Aus einer heise-Meldung vom 18.6.2020 zur Verabschiedung eines „Gesetzentwurfs zur Bekämpfung des Rechtsextremismus und der Hasskriminalität“: „‚In der Anonymität des Netzes finden wir ganz oft den Boden für Hass und Hetze‘ und andere Dinge wie ‚Kinderpornografie‘, betonte Jan-Marco Luczak (CDU). Das NetzDG werde auf diese ’schlimmen Dinge‘ angepasst, damit die Täter identifiziert und bestraft werden könnten.“ Wie heißt es doch oft so schön (blöd): Das Internet darf kein rechtsfreier Raum sein. Das gilt doch dann sicher auch andersherum und dementsprechend umformuliert: „In der Anonymität des öffentlichen Raums finden wir ganz oft den Boden für Mord und Totschlag und andere schwere Straftaten. Die Video- und Audioüberwachung des öffentlichen Raums wird auf diese schlimmen Dinge anpassend flächendeckend ausgedehnt, damit die Täter identifiziert und bestraft werden können.“ Hmm …

Aus einem heise-Bericht vom 29.6.2020 zu der Haltung der Auslandsgeheimdienstler Deutschlands zum BND-Gesetz-Urteil des Bundesverwaltungsgerichts – rund einen Monat danach: Über einen Monat, nachdem das Bundesverfassungsgericht die anlasslose Massenüberwachung des Bundesnachrichtendienstes (BND) und noch weitere einschlägige Praktiken als Verstoß gegen das Grundgesetz wertete, ist der Auslandsgeheimdienst noch mit der Analyse des Urteils beschäftigt. Man sei nach wie vor dabei, den Richterspruch „unter Hochdruck“ auszuwerten und dessen „gesetzgeberische Folgen zu identifizieren“, erklärte BND-Präsident Bruno Kahl bei der jährlichen öffentlichen Anhörung der Chefs der deutschen Nachrichtendienste am Montag im Bundestag. (…) Ein Austausch [von Daten mit den Geheimdiensten anderer Länder] müsse weiterhin möglich sein, der BND dürfe sich angesichts teils zunehmender Bedrohungen von außen „nicht künstlich blind und taub machen“.“ Auch eine mögliche Haltung/Sichtweise, dass die Urteile höchster deutscher Gerichte „künstlich blind und taub machen“ …
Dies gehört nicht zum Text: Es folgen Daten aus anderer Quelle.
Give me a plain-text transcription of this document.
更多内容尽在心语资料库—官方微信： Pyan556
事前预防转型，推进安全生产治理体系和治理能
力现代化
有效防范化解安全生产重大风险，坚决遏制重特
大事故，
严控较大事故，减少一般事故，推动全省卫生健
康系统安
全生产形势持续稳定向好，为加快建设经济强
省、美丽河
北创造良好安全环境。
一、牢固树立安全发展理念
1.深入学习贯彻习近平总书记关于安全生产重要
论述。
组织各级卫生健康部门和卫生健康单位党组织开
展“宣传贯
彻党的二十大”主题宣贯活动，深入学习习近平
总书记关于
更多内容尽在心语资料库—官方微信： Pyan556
Eine Zeit-Meldung vom 4.7.2020: „Bundesinnenminister Horst Seehofer (CSU) hat eine zuvor von der Regierung angekündigte Studie zu rassistischer Diskriminierung durch Polizeibehörden abgesagt. Auf Anfrage von ZEIT ONLINE bestätigte ein Sprecher des Innenministeriums, dass es nach Ansicht des Ressortchefs „keinen Bedarf“ für eine solche Studie gebe. Kommentar unnötig.